Imagine a completely new form of relationship with your IT devices: a relationship in which the mouse and the keyboard seem like ancient relics used only by geeks and IT professionals; a relationship in which your 'desktop' is much more closely linked with your physical reality, and in which social interactions play a central and practical role.
This is our view for the not too distant future: A technological revolution is coming that is poised to change our life in a way similar to how the 2D graphical interface trumped the character-based command line just a few decades ago. VirCA is aimed at implementing this vision by adopting the shareable and fully customizable 3D virtual workspace as a central idea. VirCA enables people who are not necessarily in the same location, or even on the same continent, to create ideas, then design and implement them together in a shared virtual space. VirCA is a pilot solution which highlights several key tenets of the EU trend of Future Internet, and as such provides very effective means of collaboration in virtual spaces.
The arguably novel philosophy behind the platform was recognized through highly ranked awards, such as the exhibitor award at the FET'11 international forum, and the 2013 TÜV Rheinland Innovation Award.
Due to the capabilities of the VirCA platform to serve cooperative activity of large-scale international consortium, we have received EU funds to coordinate research projects in various topics such a cognitive neuroscience and dynamic robot behaviour.
VirCA provides a platform where users can build, share and manipulate 3D content, and collaboratively interact with real-time processes in a 3D context, while the participating hardware and software devices can be spatially and/or logically distributed and connected together via IP network. For example, engineers and researchers from different countries can put a mobile robot and an obstacle avoidance software module together to test and tune it in a semi-virtual manner. They do not have to move their devices to the same place and take effort in the system integration. The VirCA 3D virtual reality component can work together with the cutting edge stereoscopic 3D display technologies including the immersive 3D CAVE systems.

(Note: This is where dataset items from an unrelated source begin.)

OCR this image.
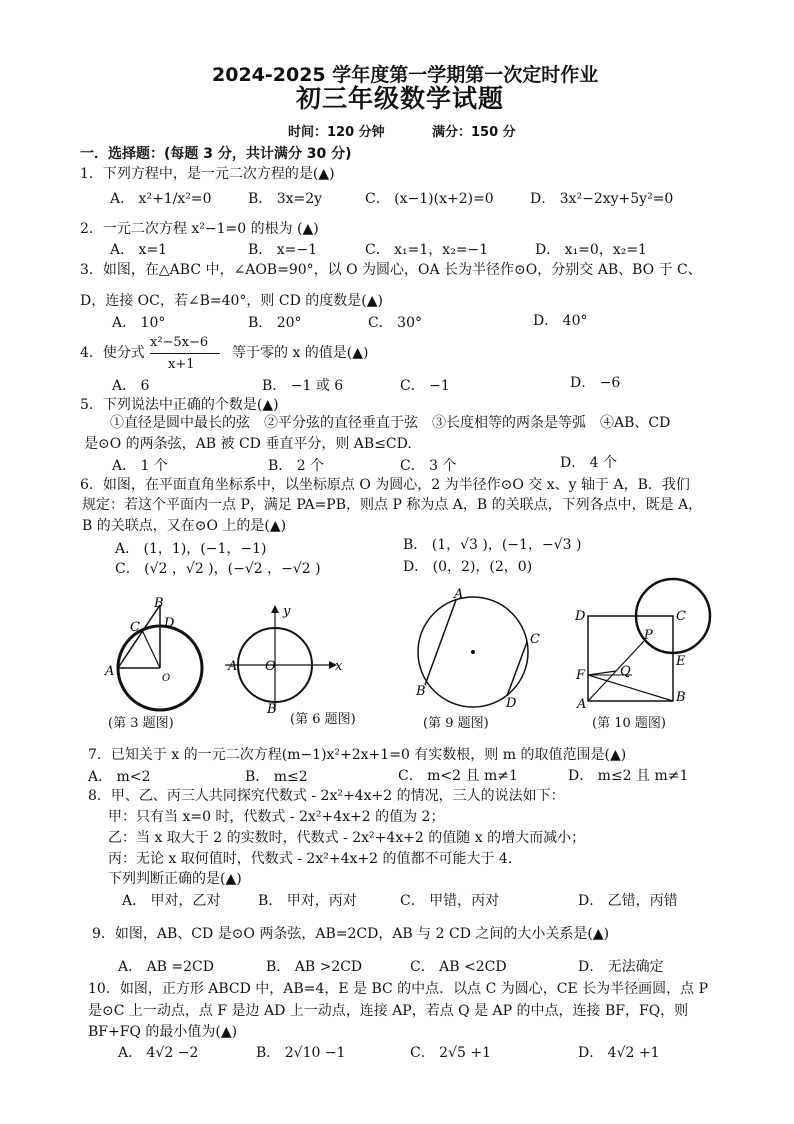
2024-2025 学年度第一学期第一次定时作业
初三年级数学试题
时间：120 分钟	满分：150 分
一．选择题：(每题 3 分，共计满分 30 分)
1．下列方程中，是一元二次方程的是(▲)
A． x²+1/x²=0	B． 3x=2y	C． (x−1)(x+2)=0	D． 3x²−2xy+5y²=0
2．一元二次方程 x²−1=0 的根为 (▲)
A． x=1	B． x=−1	C． x₁=1，x₂=−1	D． x₁=0，x₂=1
3．如图，在△ABC 中，∠AOB=90°，以 O 为圆心，OA 长为半径作⊙O，分别交 AB、BO 于 C、
D，连接 OC，若∠B=40°，则 CD 的度数是(▲)
A． 10°	B． 20°	C． 30°	D． 40°
4．使分式
x²−5x−6
x+1
等于零的 x 的值是(▲)
A． 6	B． −1 或 6	C． −1	D． −6
5．下列说法中正确的个数是(▲)
①直径是圆中最长的弦　②平分弦的直径垂直于弦　③长度相等的两条是等弧　④AB、CD
是⊙O 的两条弦，AB 被 CD 垂直平分，则 AB≤CD.
A． 1 个	B． 2 个	C． 3 个	D． 4 个
6．如图，在平面直角坐标系中，以坐标原点 O 为圆心，2 为半径作⊙O 交 x、y 轴于 A，B．我们
规定：若这个平面内一点 P，满足 PA=PB，则点 P 称为点 A，B 的关联点，下列各点中，既是 A，
B 的关联点，又在⊙O 上的是(▲)
A． (1，1)，(−1，−1)	B． (1，√3 )，(−1，−√3 )
C． (√2 ，√2 )，(−√2 ，−√2 )	D． (0，2)，(2，0)
B
C D
A	O
(第 3 题图)
y
A O	x
B
(第 6 题图)
A
C
B
D
(第 9 题图)
D	C
P
E
F	Q
A	B
(第 10 题图)
7．已知关于 x 的一元二次方程(m−1)x²+2x+1=0 有实数根，则 m 的取值范围是(▲)
A． m<2	B． m≤2	C． m<2 且 m≠1	D． m≤2 且 m≠1
8．甲、乙、丙三人共同探究代数式 - 2x²+4x+2 的情况，三人的说法如下：
甲：只有当 x=0 时，代数式 - 2x²+4x+2 的值为 2；
乙：当 x 取大于 2 的实数时，代数式 - 2x²+4x+2 的值随 x 的增大而减小；
丙：无论 x 取何值时，代数式 - 2x²+4x+2 的值都不可能大于 4．
下列判断正确的是(▲)
A． 甲对，乙对	B． 甲对，丙对	C． 甲错，丙对	D． 乙错，丙错
9．如图，AB、CD 是⊙O 两条弦，AB=2CD，AB 与 2 CD 之间的大小关系是(▲)
A． AB =2CD	B． AB >2CD	C． AB <2CD	D． 无法确定
10．如图，正方形 ABCD 中，AB=4，E 是 BC 的中点．以点 C 为圆心，CE 长为半径画圆，点 P
是⊙C 上一动点，点 F 是边 AD 上一动点，连接 AP，若点 Q 是 AP 的中点，连接 BF，FQ，则
BF+FQ 的最小值为(▲)
A． 4√2 −2	B． 2√10 −1	C． 2√5 +1	D． 4√2 +1
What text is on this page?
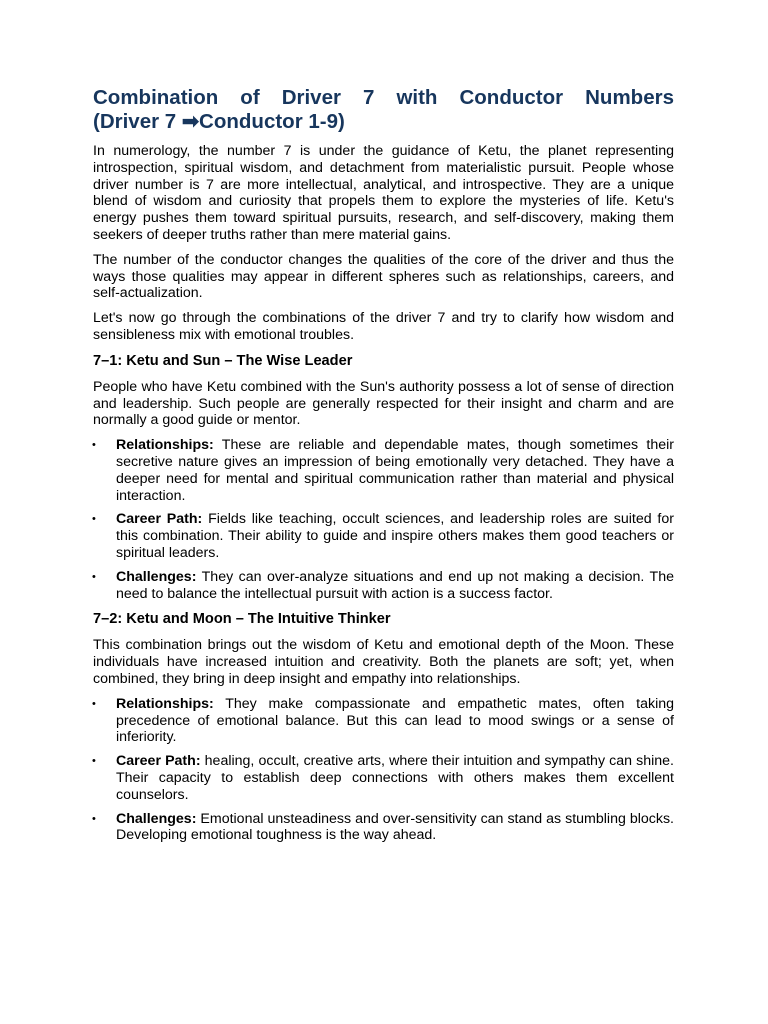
Combination of Driver 7 with Conductor Numbers
(Driver 7 ➡Conductor 1-9)

In numerology, the number 7 is under the guidance of Ketu, the planet representing introspection, spiritual wisdom, and detachment from materialistic pursuit. People whose driver number is 7 are more intellectual, analytical, and introspective. They are a unique blend of wisdom and curiosity that propels them to explore the mysteries of life. Ketu's energy pushes them toward spiritual pursuits, research, and self-discovery, making them seekers of deeper truths rather than mere material gains.

The number of the conductor changes the qualities of the core of the driver and thus the ways those qualities may appear in different spheres such as relationships, careers, and self-actualization.

Let's now go through the combinations of the driver 7 and try to clarify how wisdom and sensibleness mix with emotional troubles.

7–1: Ketu and Sun – The Wise Leader

People who have Ketu combined with the Sun's authority possess a lot of sense of direction and leadership. Such people are generally respected for their insight and charm and are normally a good guide or mentor.

• Relationships: These are reliable and dependable mates, though sometimes their secretive nature gives an impression of being emotionally very detached. They have a deeper need for mental and spiritual communication rather than material and physical interaction.
• Career Path: Fields like teaching, occult sciences, and leadership roles are suited for this combination. Their ability to guide and inspire others makes them good teachers or spiritual leaders.
• Challenges: They can over-analyze situations and end up not making a decision. The need to balance the intellectual pursuit with action is a success factor.
7–2: Ketu and Moon – The Intuitive Thinker

This combination brings out the wisdom of Ketu and emotional depth of the Moon. These individuals have increased intuition and creativity. Both the planets are soft; yet, when combined, they bring in deep insight and empathy into relationships.

• Relationships: They make compassionate and empathetic mates, often taking precedence of emotional balance. But this can lead to mood swings or a sense of inferiority.
• Career Path: healing, occult, creative arts, where their intuition and sympathy can shine. Their capacity to establish deep connections with others makes them excellent counselors.
• Challenges: Emotional unsteadiness and over-sensitivity can stand as stumbling blocks. Developing emotional toughness is the way ahead.
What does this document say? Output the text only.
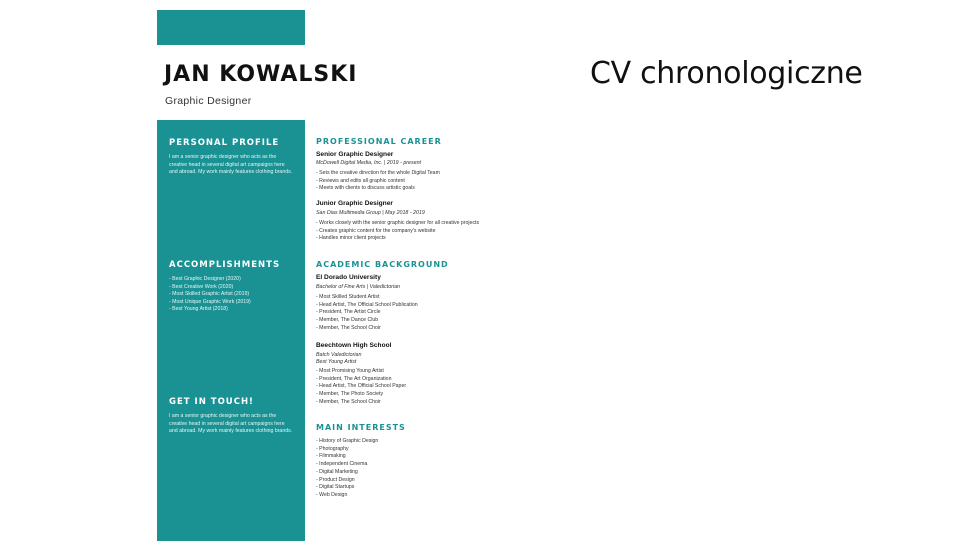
CV chronologiczne
JAN KOWALSKI
Graphic Designer
PERSONAL PROFILE
I am a senior graphic designer who acts as the creative head in several digital art campaigns here and abroad. My work mainly features clothing brands.
ACCOMPLISHMENTS
- Best Graphic Designer (2020)
- Best Creative Work (2020)
- Most Skilled Graphic Artist (2019)
- Most Unique Graphic Work (2019)
- Best Young Artist (2018)
GET IN TOUCH!
I am a senior graphic designer who acts as the creative head in several digital art campaigns here and abroad. My work mainly features clothing brands.
PROFESSIONAL CAREER
Senior Graphic Designer
McDowell Digital Media, Inc. | 2019 - present
- Sets the creative direction for the whole Digital Team
- Reviews and edits all graphic content
- Meets with clients to discuss artistic goals
Junior Graphic Designer
San Dias Multimedia Group | May 2018 - 2019
- Works closely with the senior graphic designer for all creative projects
- Creates graphic content for the company's website
- Handles minor client projects
ACADEMIC BACKGROUND
El Dorado University
Bachelor of Fine Arts | Valedictorian
- Most Skilled Student Artist
- Head Artist, The Official School Publication
- President, The Artist Circle
- Member, The Dance Club
- Member, The School Choir
Beechtown High School
Batch Valedictorian
Best Young Artist
- Most Promising Young Artist
- President, The Art Organization
- Head Artist, The Official School Paper
- Member, The Photo Society
- Member, The School Choir
MAIN INTERESTS
- History of Graphic Design
- Photography
- Filmmaking
- Independent Cinema
- Digital Marketing
- Product Design
- Digital Startups
- Web Design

Since the virtual environment in VirCA is generated by computers, all information has a corresponding internal representation in the system. Therefore, in this environment everything can be measured or detected, and various kinds of information can be extracted via virtual sensors, which need not even exist in the real world today. Such combination of real and virtual sensors can be very powerful. Using this design philosophy, VirCA is capable of accommodating virtual experiments using both existent and non-existent future technologies for the development of new algorithms for various sensor and actuator setups.
VirCA's uniform, modular, RT-Middleware based framework allows to organize components from different sources into a system using a browser-based graphical programming environment. There are already existing VirCA components including the 3D interactive virtual environment, communication and interaction techniques, support for widely used hardware and software tools from robots to algorithms. This allows the plug and play exploitation of the knowledge that is embedded into the academy, industry, or community developed components, and simplifies the creation of new, state of the art solutions. In our vision, RT-Middleware components and VirCA-enabled software pieces (CyberDevices) implementing standard generic or even fully customized interfaces could be collected in a community website. System integrators could use these functional building blocks for free or even on commercial basis similarly to the popular online application stores. In this way the knowledge that is integrated into the downloadable components can be easily added to any VirCA based system in a plug and play manner.
The 3D content and processes in VirCA can be synchronized with the real world, which allows the combination of reality and virtuality in the collaboration arena. This allows VirCA users to virtually interact not only with other users, but also with existing, remotely operated hardware and software, such as robots, sensors, or actuators. This type of semi-virtual interaction allows the users to build distributed systems consisting of real and virtual parts at the same time.